A Scandal in the Making
It should be clear to anyone following these developments and litigation in the US that there is another implants scandal unfolding in the UK which the MHRA refuses to take action to resolve. Once again, the MHRA appears to have been lulled back into its passive stance and will clearly only be dragged into meaningful activity when once more forced by events unfolding.
When will they start doing their job and protect women in the UK?
Women Receive Inadequate Information about Risks
Failing immediate and much needed improvements in device regulation to limit the use of mesh, at the very least mesh sufferers want women to be better warned and informed about the true risks. But that doesn’t mean they should have to do extensive internet research before their surgery.

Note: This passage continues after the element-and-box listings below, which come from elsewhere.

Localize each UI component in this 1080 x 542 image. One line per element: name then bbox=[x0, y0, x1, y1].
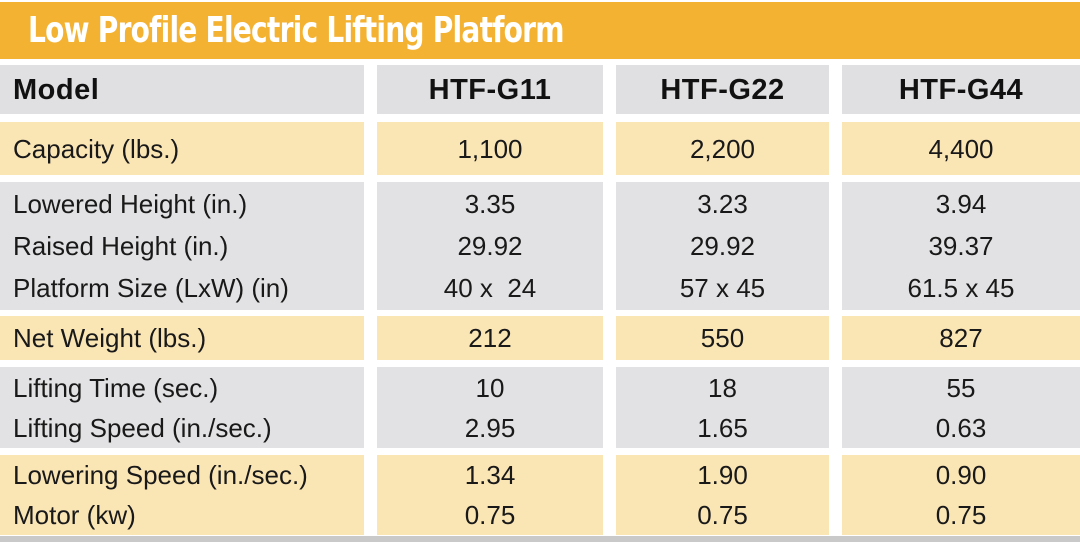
header-htf-g44: HTF-G44 bbox=[842, 65, 1080, 114]
row-label-group: Lowered Height (in.) Raised Height (in.)… bbox=[0, 182, 364, 310]
cell-value: 4,400 bbox=[842, 122, 1080, 175]
cell-value-group: 3.94 39.37 61.5 x 45 bbox=[842, 182, 1080, 310]
header-htf-g22: HTF-G22 bbox=[616, 65, 829, 114]
header-model: Model bbox=[0, 65, 364, 114]
cell-value-group: 18 1.65 bbox=[616, 367, 829, 448]
table-group-lifting: Lifting Time (sec.) Lifting Speed (in./s… bbox=[0, 367, 1080, 448]
page-title: Low Profile Electric Lifting Platform bbox=[28, 10, 564, 51]
cell-value-group: 55 0.63 bbox=[842, 367, 1080, 448]
cell-value: 550 bbox=[616, 316, 829, 360]
cell-value: 1,100 bbox=[377, 122, 603, 175]
table-group-lowering-motor: Lowering Speed (in./sec.) Motor (kw) 1.3… bbox=[0, 455, 1080, 535]
cell-value-group: 3.35 29.92 40 x 24 bbox=[377, 182, 603, 310]
cell-value: 2,200 bbox=[616, 122, 829, 175]
table-bottom-border bbox=[0, 536, 1080, 542]
cell-value-group: 1.34 0.75 bbox=[377, 455, 603, 535]
title-bar: Low Profile Electric Lifting Platform bbox=[0, 2, 1080, 59]
table-header-row: Model HTF-G11 HTF-G22 HTF-G44 bbox=[0, 65, 1080, 114]
row-label: Capacity (lbs.) bbox=[0, 122, 364, 175]
cell-value: 827 bbox=[842, 316, 1080, 360]
table-group-dimensions: Lowered Height (in.) Raised Height (in.)… bbox=[0, 182, 1080, 310]
row-label-group: Lifting Time (sec.) Lifting Speed (in./s… bbox=[0, 367, 364, 448]
cell-value-group: 1.90 0.75 bbox=[616, 455, 829, 535]
table-row-net-weight: Net Weight (lbs.) 212 550 827 bbox=[0, 316, 1080, 360]
row-label-group: Lowering Speed (in./sec.) Motor (kw) bbox=[0, 455, 364, 535]
table-row-capacity: Capacity (lbs.) 1,100 2,200 4,400 bbox=[0, 122, 1080, 175]
cell-value-group: 10 2.95 bbox=[377, 367, 603, 448]
cell-value-group: 0.90 0.75 bbox=[842, 455, 1080, 535]
cell-value: 212 bbox=[377, 316, 603, 360]
row-label: Net Weight (lbs.) bbox=[0, 316, 364, 360]
cell-value-group: 3.23 29.92 57 x 45 bbox=[616, 182, 829, 310]
header-htf-g11: HTF-G11 bbox=[377, 65, 603, 114]
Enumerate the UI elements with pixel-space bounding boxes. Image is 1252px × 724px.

Surgeons have a duty to inform women of the full and long-term risks of mesh surgery. Hospital leaflets should describe non-mesh options. Women should be informed of the full risks. They should be told that mesh is intended to be permanent and is difficult to remove if there are problems further down the line. Women also need to know that there are thousands seeking legal redress for their mesh problems in the US.
All women should be given this information well in advance of their surgery and not, for example, a few hours before the surgery when they may be rushed through the consent form. It is the surgeon’s moral, if not legal, duty to give the woman all the facts.
Difficulties Getting Help When Mesh Goes Wrong
Mesh victims have also alerted organisations to the fact that women are finding it difficult to get their mesh problems recognised and treated by surgeons who are experienced in mesh complications. Mesh surgery leaves a surgical footprint which can make it more difficult to resolve any problems later on if things go wrong. The mesh becomes firmly embedded in the body over several weeks and, if poorly placed, infected or eroding into nearby tissues or organs, the mesh can damage the vagina, urethra, bladder and other organs. Removal requires expert skills to limit further damage and continence issues.
Call for National Registry
Some campaigners have called for all mesh implants to be recorded in a national independent registry so that problems can be recorded and reported. This would provide a more accurate picture of the mesh problem than the MHRA’s current reporting system, or the voluntary reporting systems run by professional bodies . Some have backed the idea of a version of the Yellow Card reporting system so that patients and their primary care doctors could report any complications more easily, as with some drugs. In this way, the information from this system would rely less on the implanting surgeon’s subjective measure of success and willingness to report adverse events.
Mesh Sufferers Go Public
Some women have been brave enough to tell their story on support websites and in some cases national newspapers. They are willing to reveal personal details about a rather embarrassing problem in the hope that they may help other sufferers and deter women from having mesh surgery. By going public they are highlighting the problems which are downplayed or even omitted in the hospital information leaflets or conversations with surgeons.